Eru berarar av ílegu fyri glykogengoymslubreki og fólk við lágum karnitini í blóðinum í serligum vanda fyri typu 2 diabetes.
Deildin fyri Arbeiðs- og Almannaheilsu
Jens Andreassen, Prof. David A. Weinstein, Prof. Nicola Longa, Debes H. Christiansen og Jónrit Halling
Stuðul úr Granskingargrunninum:
Incidence of type 2 diabetes mellitus (T2DM) is high in the Faroe Islands. Unhealthy diet, obesity and lack of exercise, generally accepted risk factors, contribute to the disease in some of the patients. Exposure to persistent organic pollutants like PCB and DDE e.g. by consumption of polluted marine food and insufficient vitamin D levels further add to the risk for T2DM in Faroese individuals. Two other factors might further increase the risk for developing T2DM: heterozygosity for glycogen storage disease type IIIa and insufficient carnitine levels. Both factors have genetic bases and are very common in Faroese.
We hypothesize that the risk to develop T2DM is higher in
- Carriers for glycogen storage disease type IIIa and
- Individuals with non-optimal blood carnitine levels.
To test this hypothesis we will compare three groups of individuals which were created in connection with the Faroese Diabetes Project. For this project, a total of 3,322 Faroese aged 40 to 79 years – including 276 persons previously diagnosed with T2DM – were examined intensely. This resulted in one group of 364 persons with confirmed T2DM. A second group of 350 persons had isolated impaired fasting glycemia (IFG) or IFG combined with impaired glucose tolerance (pre-diabetic). 309 persons with normal glucose tolerance which were matched by age and gender to the first group agreed to form a control group.
In all three groups, prevalence of carrier status for glycogen storage disease type IIIa and blood carnitine levels will be examined. Differences between groups will be tested for significance. Further models will be created to test effect of these proposed risk factors while using recorded health parameters (weight, height, waist and hip circumference and impedance measurement) as covariates.

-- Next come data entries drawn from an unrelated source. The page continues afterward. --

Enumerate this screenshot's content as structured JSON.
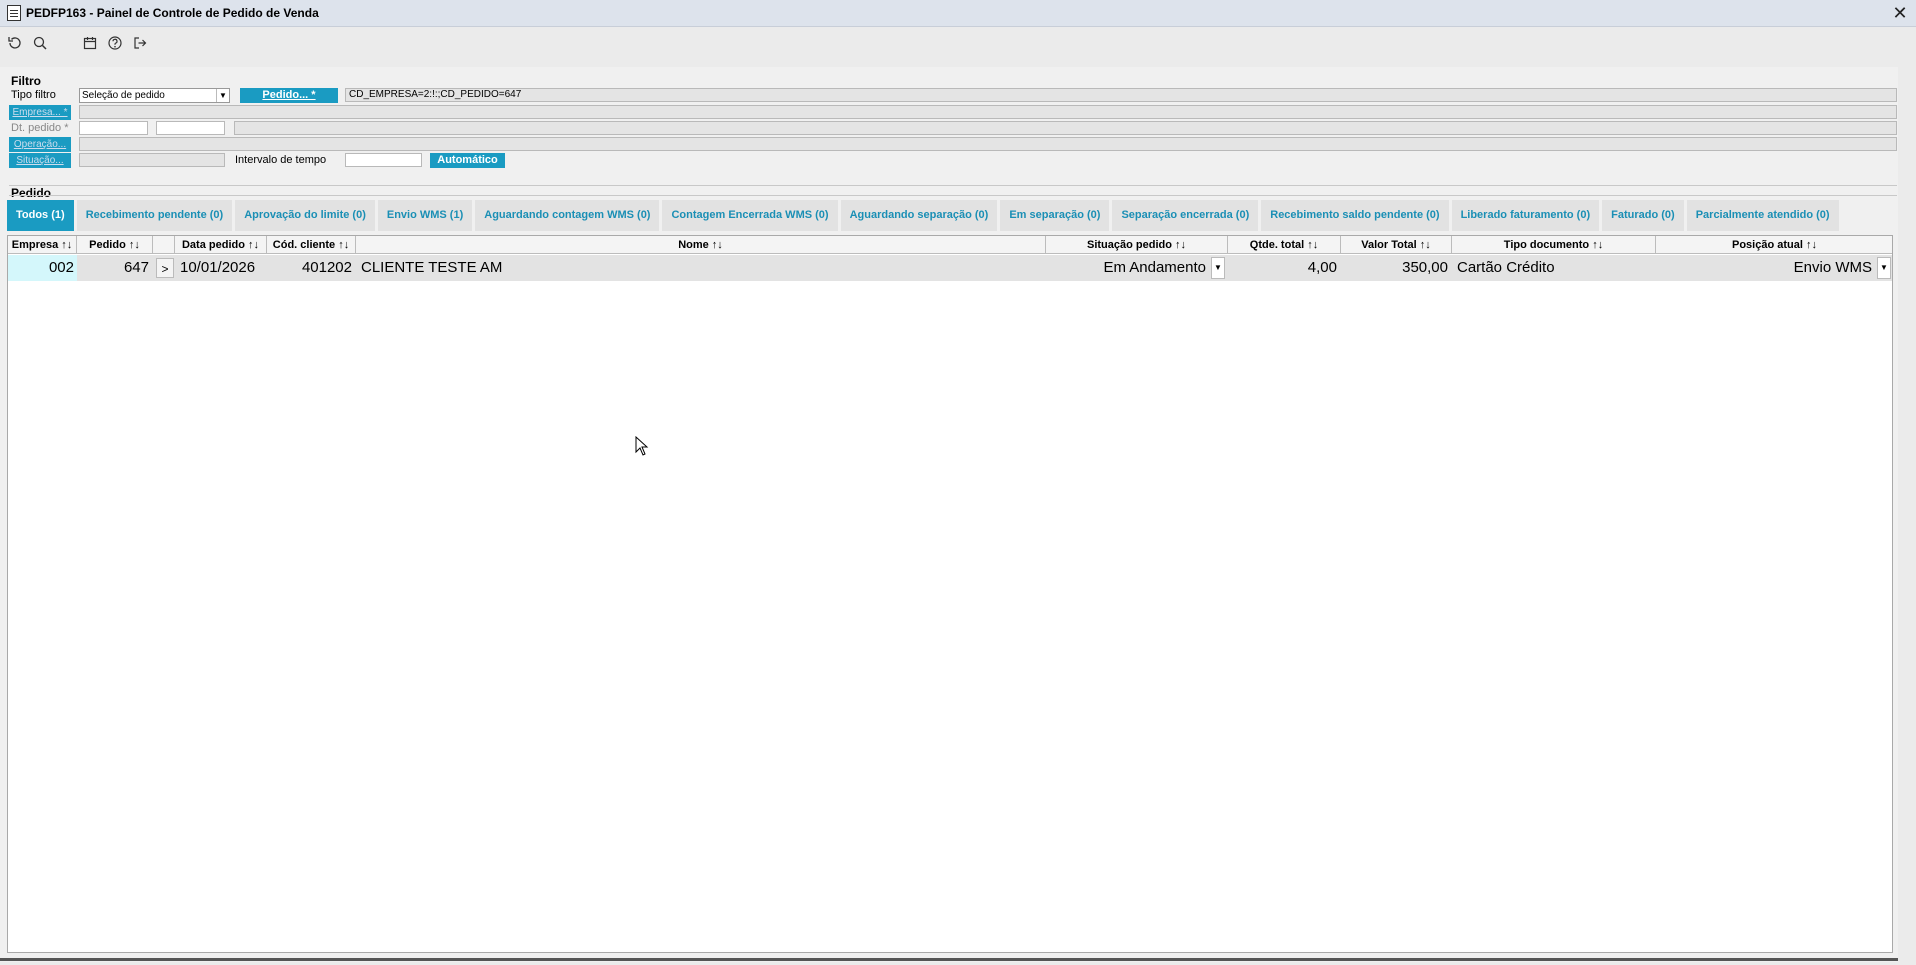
{
  "window": {
    "title": "PEDFP163 - Painel de Controle de Pedido de Venda",
    "close_label": "✕"
  },
  "toolbar": {
    "icons": [
      "refresh-icon",
      "search-icon",
      "calendar-icon",
      "help-icon",
      "exit-icon"
    ]
  },
  "filter": {
    "section_label": "Filtro",
    "tipo_filtro_label": "Tipo filtro",
    "tipo_filtro_value": "Seleção de pedido",
    "pedido_button": "Pedido... *",
    "pedido_value": "CD_EMPRESA=2:!:;CD_PEDIDO=647",
    "empresa_button": "Empresa... *",
    "dt_pedido_label": "Dt. pedido *",
    "operacao_button": "Operação...",
    "situacao_button": "Situação...",
    "intervalo_label": "Intervalo de tempo",
    "automatico_button": "Automático"
  },
  "pedido": {
    "section_label": "Pedido",
    "tabs": [
      "Todos (1)",
      "Recebimento pendente (0)",
      "Aprovação do limite (0)",
      "Envio WMS (1)",
      "Aguardando contagem WMS (0)",
      "Contagem Encerrada WMS (0)",
      "Aguardando separação (0)",
      "Em separação (0)",
      "Separação encerrada (0)",
      "Recebimento saldo pendente (0)",
      "Liberado faturamento (0)",
      "Faturado (0)",
      "Parcialmente atendido (0)"
    ],
    "active_tab": "Todos (1)"
  },
  "grid": {
    "columns": [
      "Empresa ↑↓",
      "Pedido ↑↓",
      "",
      "Data pedido ↑↓",
      "Cód. cliente ↑↓",
      "Nome ↑↓",
      "Situação pedido ↑↓",
      "Qtde. total ↑↓",
      "Valor Total ↑↓",
      "Tipo documento ↑↓",
      "Posição atual ↑↓"
    ],
    "rows": [
      {
        "empresa": "002",
        "pedido": "647",
        "expand": ">",
        "data_pedido": "10/01/2026",
        "cod_cliente": "401202",
        "nome": "CLIENTE TESTE AM",
        "situacao": "Em Andamento",
        "qtde_total": "4,00",
        "valor_total": "350,00",
        "tipo_documento": "Cartão Crédito",
        "posicao_atual": "Envio WMS"
      }
    ]
  },
  "colors": {
    "accent": "#1a9bc2",
    "tab_text": "#1a8fb5",
    "title_bg": "#dde3ec",
    "highlight_cell": "#d4f7fb"
  }
}
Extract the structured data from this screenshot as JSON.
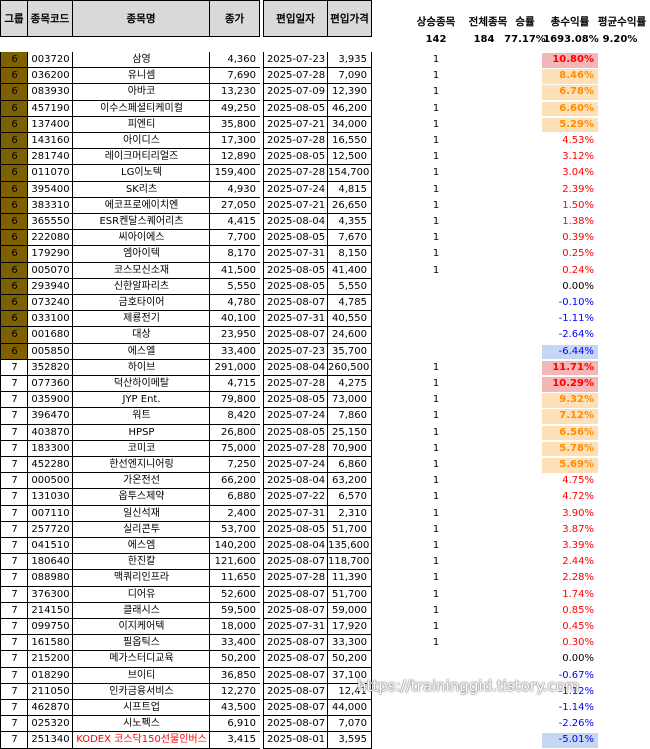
{
  "headers": {
    "group": "그룹",
    "code": "종목코드",
    "name": "종목명",
    "close": "종가",
    "date": "편입일자",
    "price": "편입가격"
  },
  "summary": {
    "labels": [
      "상승종목",
      "전체종목",
      "승률",
      "총수익률",
      "평균수익률"
    ],
    "values": [
      "142",
      "184",
      "77.17%",
      "1693.08%",
      "9.20%"
    ]
  },
  "rows": [
    {
      "group": "6",
      "code": "003720",
      "name": "삼영",
      "close": "4,360",
      "date": "2025-07-23",
      "price": "3,935",
      "up": "1",
      "ret": "10.80%",
      "tone": "red-hi"
    },
    {
      "group": "6",
      "code": "036200",
      "name": "유니셈",
      "close": "7,690",
      "date": "2025-07-28",
      "price": "7,090",
      "up": "1",
      "ret": "8.46%",
      "tone": "orange"
    },
    {
      "group": "6",
      "code": "083930",
      "name": "아바코",
      "close": "13,230",
      "date": "2025-07-09",
      "price": "12,390",
      "up": "1",
      "ret": "6.78%",
      "tone": "orange"
    },
    {
      "group": "6",
      "code": "457190",
      "name": "이수스페셜티케미컬",
      "close": "49,250",
      "date": "2025-08-05",
      "price": "46,200",
      "up": "1",
      "ret": "6.60%",
      "tone": "orange"
    },
    {
      "group": "6",
      "code": "137400",
      "name": "피엔티",
      "close": "35,800",
      "date": "2025-07-21",
      "price": "34,000",
      "up": "1",
      "ret": "5.29%",
      "tone": "orange"
    },
    {
      "group": "6",
      "code": "143160",
      "name": "아이디스",
      "close": "17,300",
      "date": "2025-07-28",
      "price": "16,550",
      "up": "1",
      "ret": "4.53%",
      "tone": "red"
    },
    {
      "group": "6",
      "code": "281740",
      "name": "레이크머티리얼즈",
      "close": "12,890",
      "date": "2025-08-05",
      "price": "12,500",
      "up": "1",
      "ret": "3.12%",
      "tone": "red"
    },
    {
      "group": "6",
      "code": "011070",
      "name": "LG이노텍",
      "close": "159,400",
      "date": "2025-07-28",
      "price": "154,700",
      "up": "1",
      "ret": "3.04%",
      "tone": "red"
    },
    {
      "group": "6",
      "code": "395400",
      "name": "SK리츠",
      "close": "4,930",
      "date": "2025-07-24",
      "price": "4,815",
      "up": "1",
      "ret": "2.39%",
      "tone": "red"
    },
    {
      "group": "6",
      "code": "383310",
      "name": "에코프로에이치엔",
      "close": "27,050",
      "date": "2025-07-21",
      "price": "26,650",
      "up": "1",
      "ret": "1.50%",
      "tone": "red"
    },
    {
      "group": "6",
      "code": "365550",
      "name": "ESR켄달스퀘어리츠",
      "close": "4,415",
      "date": "2025-08-04",
      "price": "4,355",
      "up": "1",
      "ret": "1.38%",
      "tone": "red"
    },
    {
      "group": "6",
      "code": "222080",
      "name": "씨아이에스",
      "close": "7,700",
      "date": "2025-08-05",
      "price": "7,670",
      "up": "1",
      "ret": "0.39%",
      "tone": "red"
    },
    {
      "group": "6",
      "code": "179290",
      "name": "엠아이텍",
      "close": "8,170",
      "date": "2025-07-31",
      "price": "8,150",
      "up": "1",
      "ret": "0.25%",
      "tone": "red"
    },
    {
      "group": "6",
      "code": "005070",
      "name": "코스모신소재",
      "close": "41,500",
      "date": "2025-08-05",
      "price": "41,400",
      "up": "1",
      "ret": "0.24%",
      "tone": "red"
    },
    {
      "group": "6",
      "code": "293940",
      "name": "신한알파리츠",
      "close": "5,550",
      "date": "2025-08-05",
      "price": "5,550",
      "up": "",
      "ret": "0.00%",
      "tone": "black"
    },
    {
      "group": "6",
      "code": "073240",
      "name": "금호타이어",
      "close": "4,780",
      "date": "2025-08-07",
      "price": "4,785",
      "up": "",
      "ret": "-0.10%",
      "tone": "blue"
    },
    {
      "group": "6",
      "code": "033100",
      "name": "제룡전기",
      "close": "40,100",
      "date": "2025-07-31",
      "price": "40,550",
      "up": "",
      "ret": "-1.11%",
      "tone": "blue"
    },
    {
      "group": "6",
      "code": "001680",
      "name": "대상",
      "close": "23,950",
      "date": "2025-08-07",
      "price": "24,600",
      "up": "",
      "ret": "-2.64%",
      "tone": "blue"
    },
    {
      "group": "6",
      "code": "005850",
      "name": "에스엘",
      "close": "33,400",
      "date": "2025-07-23",
      "price": "35,700",
      "up": "",
      "ret": "-6.44%",
      "tone": "blue-hi"
    },
    {
      "group": "7",
      "code": "352820",
      "name": "하이브",
      "close": "291,000",
      "date": "2025-08-04",
      "price": "260,500",
      "up": "1",
      "ret": "11.71%",
      "tone": "red-hi"
    },
    {
      "group": "7",
      "code": "077360",
      "name": "덕산하이메탈",
      "close": "4,715",
      "date": "2025-07-28",
      "price": "4,275",
      "up": "1",
      "ret": "10.29%",
      "tone": "red-hi"
    },
    {
      "group": "7",
      "code": "035900",
      "name": "JYP Ent.",
      "close": "79,800",
      "date": "2025-08-05",
      "price": "73,000",
      "up": "1",
      "ret": "9.32%",
      "tone": "orange"
    },
    {
      "group": "7",
      "code": "396470",
      "name": "워트",
      "close": "8,420",
      "date": "2025-07-24",
      "price": "7,860",
      "up": "1",
      "ret": "7.12%",
      "tone": "orange"
    },
    {
      "group": "7",
      "code": "403870",
      "name": "HPSP",
      "close": "26,800",
      "date": "2025-08-05",
      "price": "25,150",
      "up": "1",
      "ret": "6.56%",
      "tone": "orange"
    },
    {
      "group": "7",
      "code": "183300",
      "name": "코미코",
      "close": "75,000",
      "date": "2025-07-28",
      "price": "70,900",
      "up": "1",
      "ret": "5.78%",
      "tone": "orange"
    },
    {
      "group": "7",
      "code": "452280",
      "name": "한선엔지니어링",
      "close": "7,250",
      "date": "2025-07-24",
      "price": "6,860",
      "up": "1",
      "ret": "5.69%",
      "tone": "orange"
    },
    {
      "group": "7",
      "code": "000500",
      "name": "가온전선",
      "close": "66,200",
      "date": "2025-08-04",
      "price": "63,200",
      "up": "1",
      "ret": "4.75%",
      "tone": "red"
    },
    {
      "group": "7",
      "code": "131030",
      "name": "옵투스제약",
      "close": "6,880",
      "date": "2025-07-22",
      "price": "6,570",
      "up": "1",
      "ret": "4.72%",
      "tone": "red"
    },
    {
      "group": "7",
      "code": "007110",
      "name": "일신석재",
      "close": "2,400",
      "date": "2025-07-31",
      "price": "2,310",
      "up": "1",
      "ret": "3.90%",
      "tone": "red"
    },
    {
      "group": "7",
      "code": "257720",
      "name": "실리콘투",
      "close": "53,700",
      "date": "2025-08-05",
      "price": "51,700",
      "up": "1",
      "ret": "3.87%",
      "tone": "red"
    },
    {
      "group": "7",
      "code": "041510",
      "name": "에스엠",
      "close": "140,200",
      "date": "2025-08-04",
      "price": "135,600",
      "up": "1",
      "ret": "3.39%",
      "tone": "red"
    },
    {
      "group": "7",
      "code": "180640",
      "name": "한진칼",
      "close": "121,600",
      "date": "2025-08-07",
      "price": "118,700",
      "up": "1",
      "ret": "2.44%",
      "tone": "red"
    },
    {
      "group": "7",
      "code": "088980",
      "name": "맥쿼리인프라",
      "close": "11,650",
      "date": "2025-07-28",
      "price": "11,390",
      "up": "1",
      "ret": "2.28%",
      "tone": "red"
    },
    {
      "group": "7",
      "code": "376300",
      "name": "디어유",
      "close": "52,600",
      "date": "2025-08-07",
      "price": "51,700",
      "up": "1",
      "ret": "1.74%",
      "tone": "red"
    },
    {
      "group": "7",
      "code": "214150",
      "name": "클래시스",
      "close": "59,500",
      "date": "2025-08-07",
      "price": "59,000",
      "up": "1",
      "ret": "0.85%",
      "tone": "red"
    },
    {
      "group": "7",
      "code": "099750",
      "name": "이지케어텍",
      "close": "18,000",
      "date": "2025-07-31",
      "price": "17,920",
      "up": "1",
      "ret": "0.45%",
      "tone": "red"
    },
    {
      "group": "7",
      "code": "161580",
      "name": "필옵틱스",
      "close": "33,400",
      "date": "2025-08-07",
      "price": "33,300",
      "up": "1",
      "ret": "0.30%",
      "tone": "red"
    },
    {
      "group": "7",
      "code": "215200",
      "name": "메가스터디교육",
      "close": "50,200",
      "date": "2025-08-07",
      "price": "50,200",
      "up": "",
      "ret": "0.00%",
      "tone": "black"
    },
    {
      "group": "7",
      "code": "018290",
      "name": "브이티",
      "close": "36,850",
      "date": "2025-08-07",
      "price": "37,100",
      "up": "",
      "ret": "-0.67%",
      "tone": "blue"
    },
    {
      "group": "7",
      "code": "211050",
      "name": "인카금융서비스",
      "close": "12,270",
      "date": "2025-08-07",
      "price": "12,41",
      "up": "",
      "ret": "-1.12%",
      "tone": "blue"
    },
    {
      "group": "7",
      "code": "462870",
      "name": "시프트업",
      "close": "43,500",
      "date": "2025-08-07",
      "price": "44,000",
      "up": "",
      "ret": "-1.14%",
      "tone": "blue"
    },
    {
      "group": "7",
      "code": "025320",
      "name": "시노펙스",
      "close": "6,910",
      "date": "2025-08-07",
      "price": "7,070",
      "up": "",
      "ret": "-2.26%",
      "tone": "blue"
    },
    {
      "group": "7",
      "code": "251340",
      "name": "KODEX 코스닥150선물인버스",
      "close": "3,415",
      "date": "2025-08-01",
      "price": "3,595",
      "up": "",
      "ret": "-5.01%",
      "tone": "blue-hi",
      "name_color": "red"
    }
  ],
  "colors": {
    "header_bg": "#d9d9d9",
    "group6_bg": "#7f6000",
    "red_text": "#ff0000",
    "blue_text": "#0000ff",
    "red_hi_bg": "#f4b6b6",
    "orange_hi_bg": "#fde0b8",
    "orange_text": "#ff8c00",
    "blue_hi_bg": "#c6d6f5"
  },
  "watermark": "https://traininggid.tistory.com"
}
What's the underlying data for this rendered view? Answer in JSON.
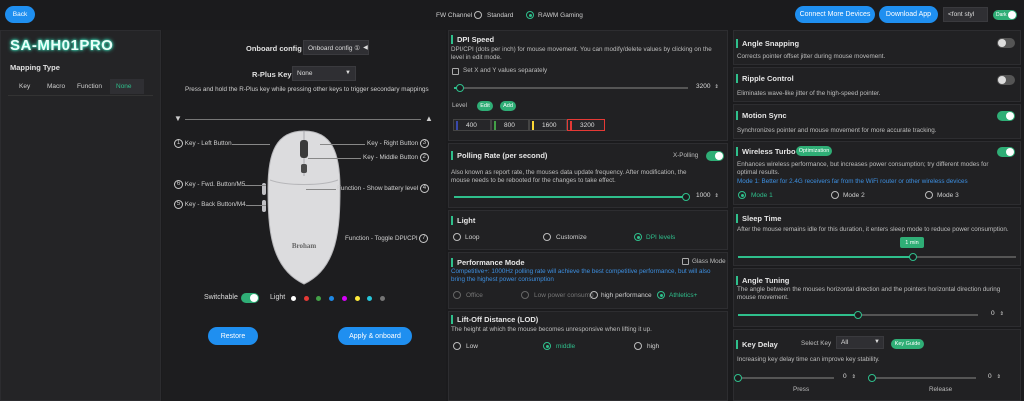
{
  "header": {
    "back_label": "Back",
    "fw_channel_label": "FW Channel",
    "fw_options": [
      "Standard",
      "RAWM Gaming"
    ],
    "fw_selected": "RAWM Gaming",
    "connect_more_label": "Connect More Devices",
    "download_app_label": "Download App",
    "font_select_value": "<font styl",
    "theme_toggle_label": "Dark"
  },
  "sidebar": {
    "device_name": "SA-MH01PRO",
    "mapping_type_label": "Mapping Type",
    "mapping_tabs": [
      "Key",
      "Macro",
      "Function",
      "None"
    ],
    "mapping_selected": "None"
  },
  "center": {
    "onboard_config_label": "Onboard config",
    "onboard_config_value": "Onboard config ①",
    "rplus_key_label": "R-Plus Key",
    "rplus_key_value": "None",
    "rplus_hint": "Press and hold the R-Plus key while pressing other keys to trigger secondary mappings",
    "mouse_brand": "Broham",
    "callouts_left": [
      {
        "num": "1",
        "text": "Key - Left Button"
      },
      {
        "num": "6",
        "text": "Key - Fwd. Button/M5"
      },
      {
        "num": "5",
        "text": "Key - Back Button/M4"
      }
    ],
    "callouts_right": [
      {
        "num": "3",
        "text": "Key - Right Button"
      },
      {
        "num": "2",
        "text": "Key - Middle Button"
      },
      {
        "num": "4",
        "text": "Function - Show battery level"
      },
      {
        "num": "7",
        "text": "Function - Toggle DPI/CPI"
      }
    ],
    "switchable_label": "Switchable",
    "light_label": "Light",
    "light_colors": [
      "#ffffff",
      "#e53935",
      "#43a047",
      "#1e88e5",
      "#d500f9",
      "#ffeb3b",
      "#26c6da",
      "#757575"
    ],
    "restore_label": "Restore",
    "apply_label": "Apply & onboard"
  },
  "dpi": {
    "title": "DPI Speed",
    "desc": "DPI/CPI (dots per inch) for mouse movement. You can modify/delete values by clicking on the level in edit mode.",
    "set_xy_label": "Set X and Y values separately",
    "value": "3200",
    "slider_fraction": 0.02,
    "level_label": "Level",
    "edit_label": "Edit",
    "add_label": "Add",
    "levels": [
      {
        "value": "400",
        "color": "#3949ab"
      },
      {
        "value": "800",
        "color": "#43a047"
      },
      {
        "value": "1600",
        "color": "#fdd835"
      },
      {
        "value": "3200",
        "color": "#e53935"
      }
    ]
  },
  "polling": {
    "title": "Polling Rate (per second)",
    "xpolling_label": "X-Polling",
    "desc": "Also known as report rate, the mouses data update frequency. After modification, the mouse needs to be rebooted for the changes to take effect.",
    "value": "1000"
  },
  "light": {
    "title": "Light",
    "options": [
      "Loop",
      "Customize",
      "DPI levels"
    ],
    "selected": "DPI levels"
  },
  "performance": {
    "title": "Performance Mode",
    "glass_mode_label": "Glass Mode",
    "desc": "Competitive+: 1000Hz polling rate will achieve the best competitive performance, but will also bring the highest power consumption",
    "options": [
      "Office",
      "Low power consump…",
      "high performance",
      "Athletics+"
    ],
    "selected": "Athletics+"
  },
  "lod": {
    "title": "Lift-Off Distance (LOD)",
    "desc": "The height at which the mouse becomes unresponsive when lifting it up.",
    "options": [
      "Low",
      "middle",
      "high"
    ],
    "selected": "middle"
  },
  "angle_snapping": {
    "title": "Angle Snapping",
    "desc": "Corrects pointer offset jitter during mouse movement."
  },
  "ripple": {
    "title": "Ripple Control",
    "desc": "Eliminates wave-like jitter of the high-speed pointer."
  },
  "motion_sync": {
    "title": "Motion Sync",
    "desc": "Synchronizes pointer and mouse movement for more accurate tracking."
  },
  "wireless_turbo": {
    "title": "Wireless Turbo",
    "optimization_label": "Optimization",
    "desc": "Enhances wireless performance, but increases power consumption; try different modes for optimal results.",
    "mode_note": "Mode 1: Better for 2.4G receivers far from the WiFi router or other wireless devices",
    "modes": [
      "Mode 1",
      "Mode 2",
      "Mode 3"
    ],
    "selected": "Mode 1"
  },
  "sleep": {
    "title": "Sleep Time",
    "desc": "After the mouse remains idle for this duration, it enters sleep mode to reduce power consumption.",
    "value": "1 min",
    "slider_fraction": 0.5
  },
  "angle_tuning": {
    "title": "Angle Tuning",
    "desc": "The angle between the mouses horizontal direction and the pointers horizontal direction during mouse movement.",
    "value": "0"
  },
  "key_delay": {
    "title": "Key Delay",
    "select_key_label": "Select Key",
    "select_key_value": "All",
    "key_guide_label": "Key Guide",
    "desc": "Increasing key delay time can improve key stability.",
    "press_value": "0",
    "release_value": "0",
    "press_label": "Press",
    "release_label": "Release"
  }
}
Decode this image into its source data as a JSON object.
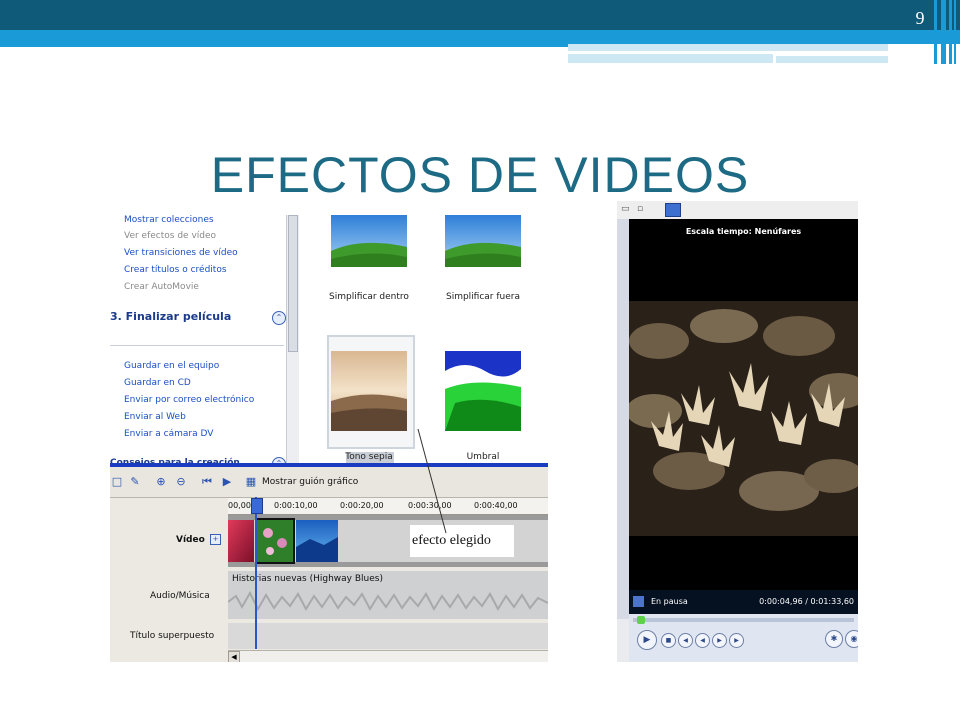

This study will determine whether low carnitine levels or heterozygosity for glycogen storage disease IIIa are risk factors for T2DM in Faroese individuals. This risk could be reduced by carnitine supplementation (for those with lowered carnitine levels) and a single dose of cornstarch at bedtime (for GSD IIIa-carriers) in addition to standard preventive measures (weight reduction, exercise and a sufficient high dose of vitamin D).